So variations of this question have been asked a few times, but I think my case is somewhat different than the previous questions as they either have larger sample sizes and/or cross-sectional data.
I have a time series model of the form $$x(t+1) = f_i(x(t)|\theta_i) + \xi_t$$
for several different models $f_i (\cdot|\theta_i)$, and I estimate $\theta_i$ by maximum likelihood using a conditional decomposition. Besides using AIC for model selection, I also want to do some cross-validation. I read elsewhere that due to the temporal structure of time series models, normal cross-validation techniques such as $K$-fold cross-validation are inappropriate.

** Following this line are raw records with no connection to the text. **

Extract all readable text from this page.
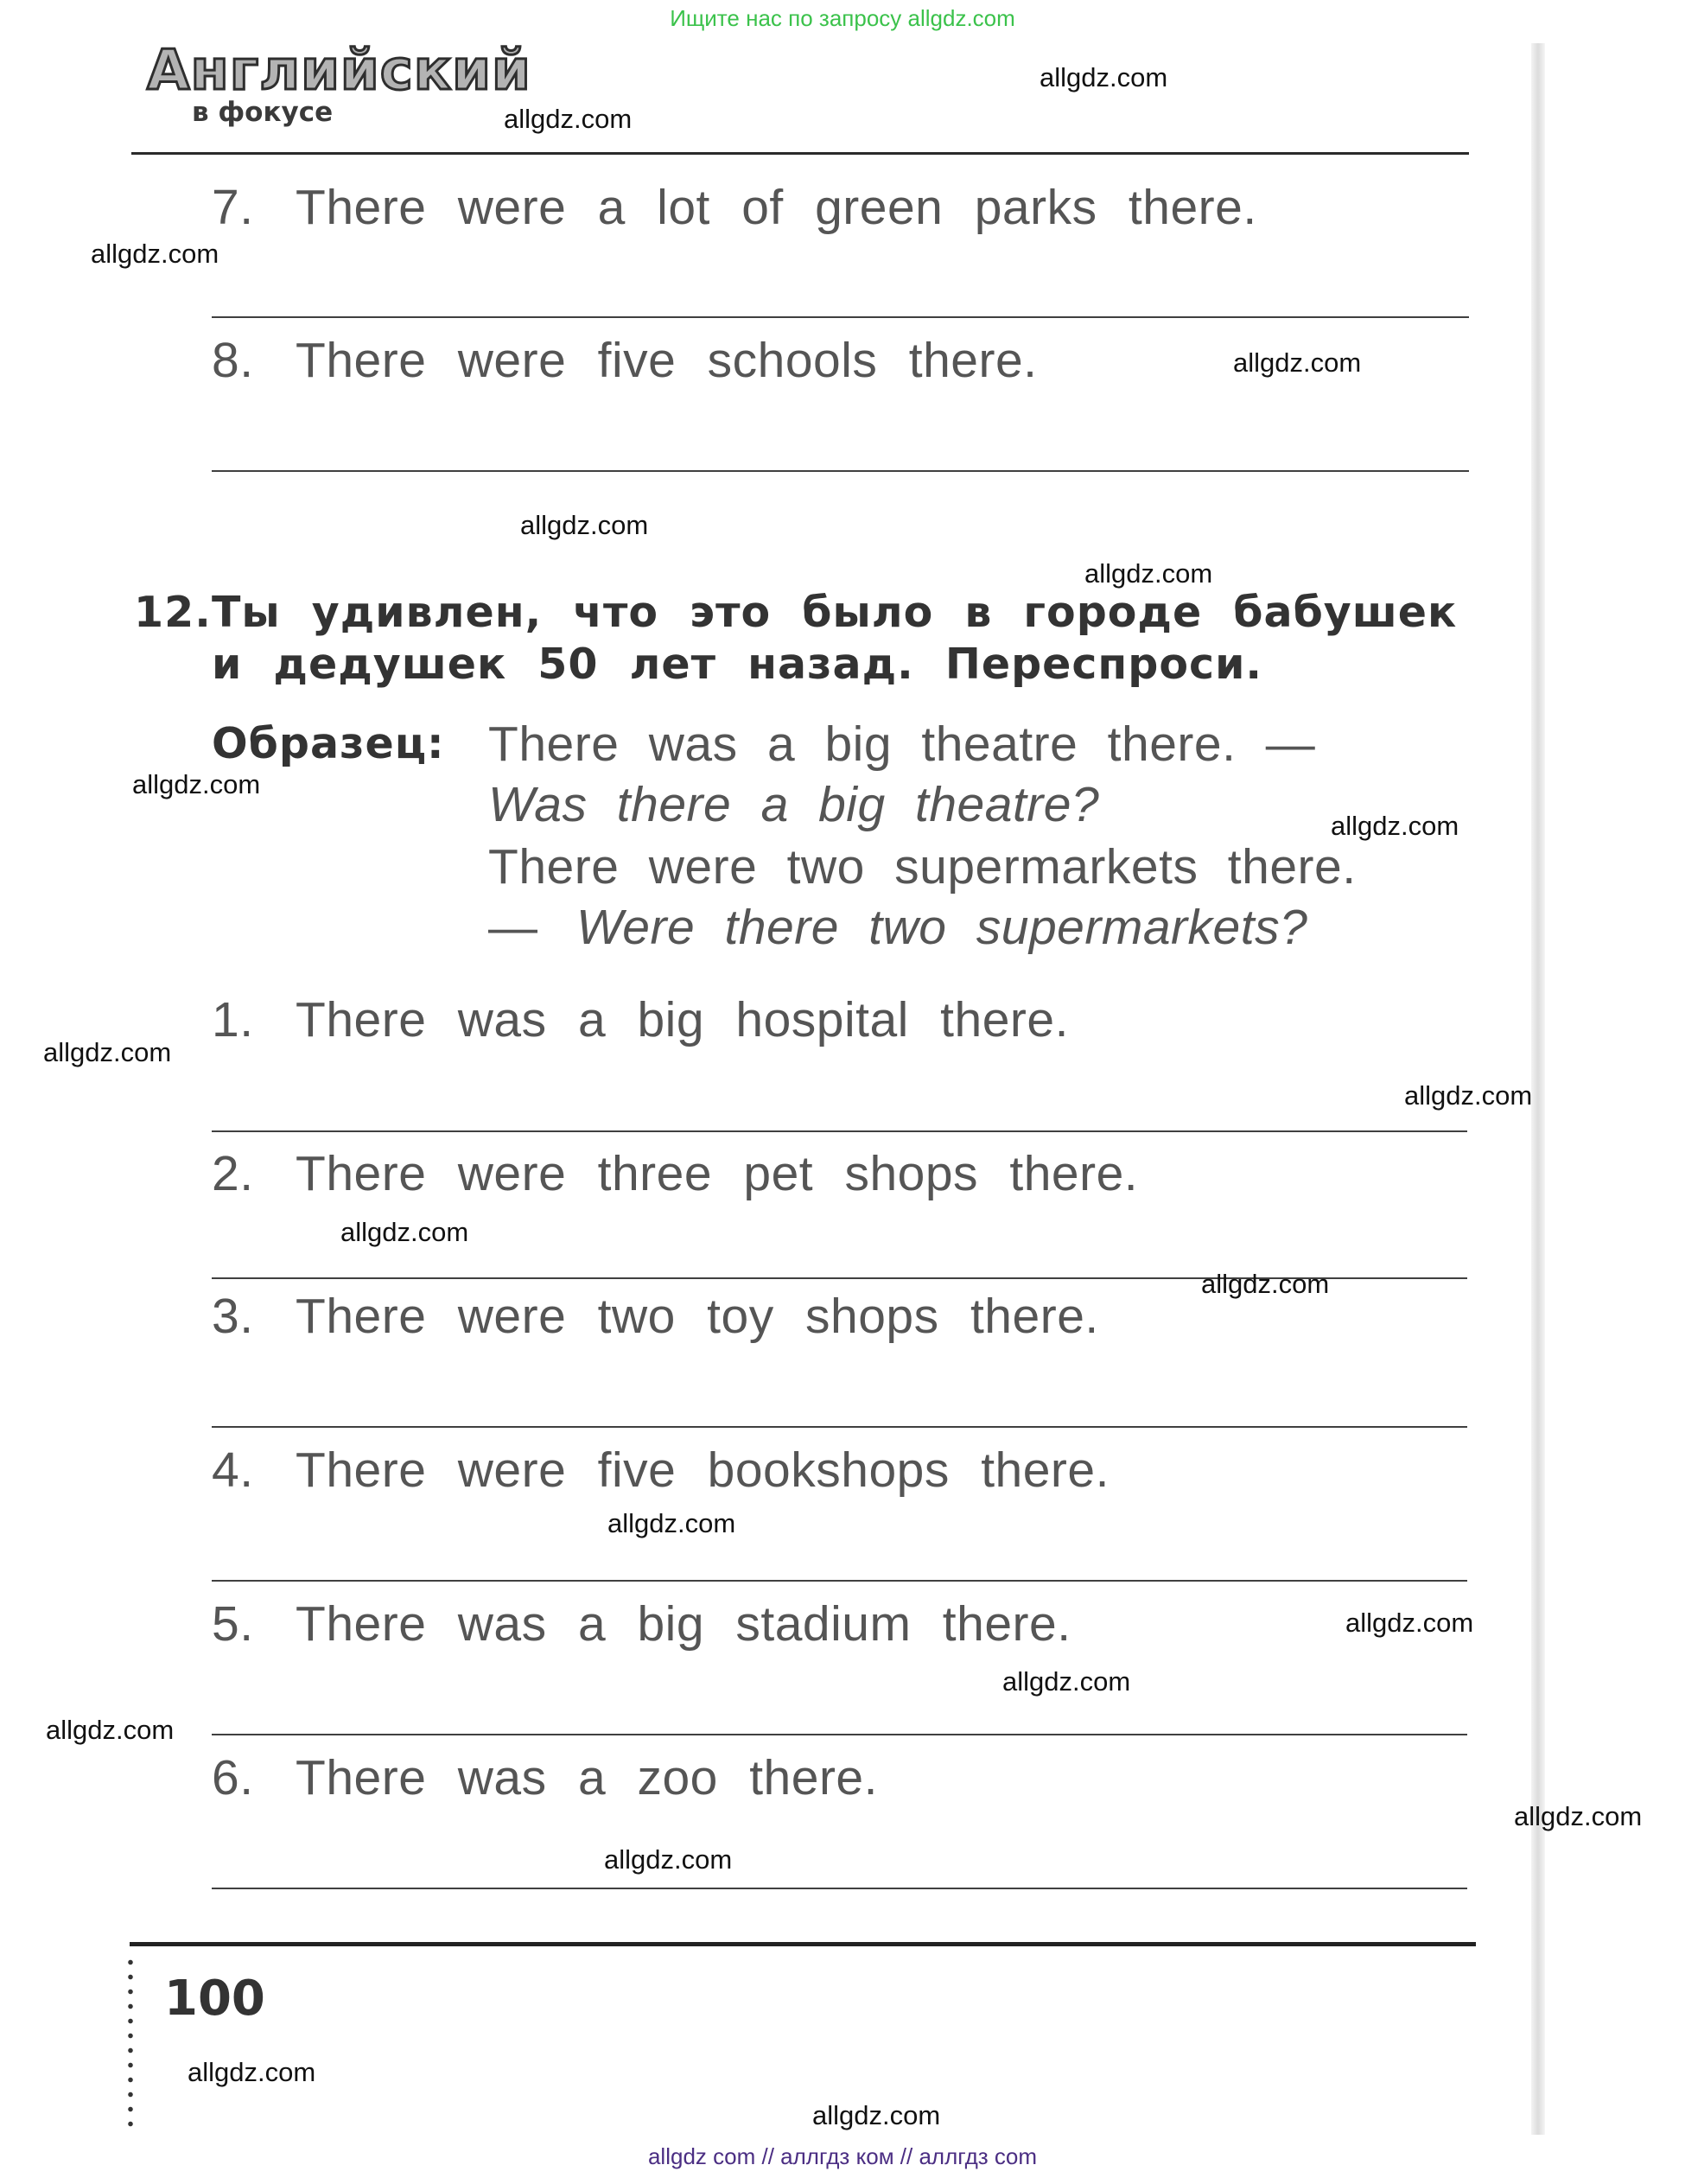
Ищите нас по запросу allgdz.com
allgdz com // аллгдз ком // аллгдз com
Английский
в фокусе
7. There were a lot of green parks there.
8. There were five schools there.
12. Ты удивлен, что это было в городе бабушек
и дедушек 50 лет назад. Переспроси.
Образец: There was a big theatre there. —
Was there a big theatre?
There were two supermarkets there.
— Were there two supermarkets?
1. There was a big hospital there.
2. There were three pet shops there.
3. There were two toy shops there.
4. There were five bookshops there.
5. There was a big stadium there.
6. There was a zoo there.
100
allgdz.com
allgdz.com
allgdz.com
allgdz.com
allgdz.com
allgdz.com
allgdz.com
allgdz.com
allgdz.com
allgdz.com
allgdz.com
allgdz.com
allgdz.com
allgdz.com
allgdz.com
allgdz.com
allgdz.com
allgdz.com
allgdz.com
allgdz.com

For this reason I want to use the cross-validation technique described here that starts with an initial training set, it makes a prediction on the next observation, and then expands the training set by one, and so on. (see picture below)
The problem I have is that my dataset is really small, around 30-40 observations, and I have to estimate 5 parameters of interest. My MLE estimates are already not very robust (according to bootstrap standard errors I obtained) for my sample size, and so splitting my already-small sample size will create very unstable estimates.
So my question is what training/testing split should I initially start off with? Before expanding it according to each step. I was thinking of a 2/3 and 1/3 split for the training and testing datasets, but that only leaves around 10 observations to be predicted in the cross-validation. Is this to small?
Welcoming of any suggestions and/or references to check out.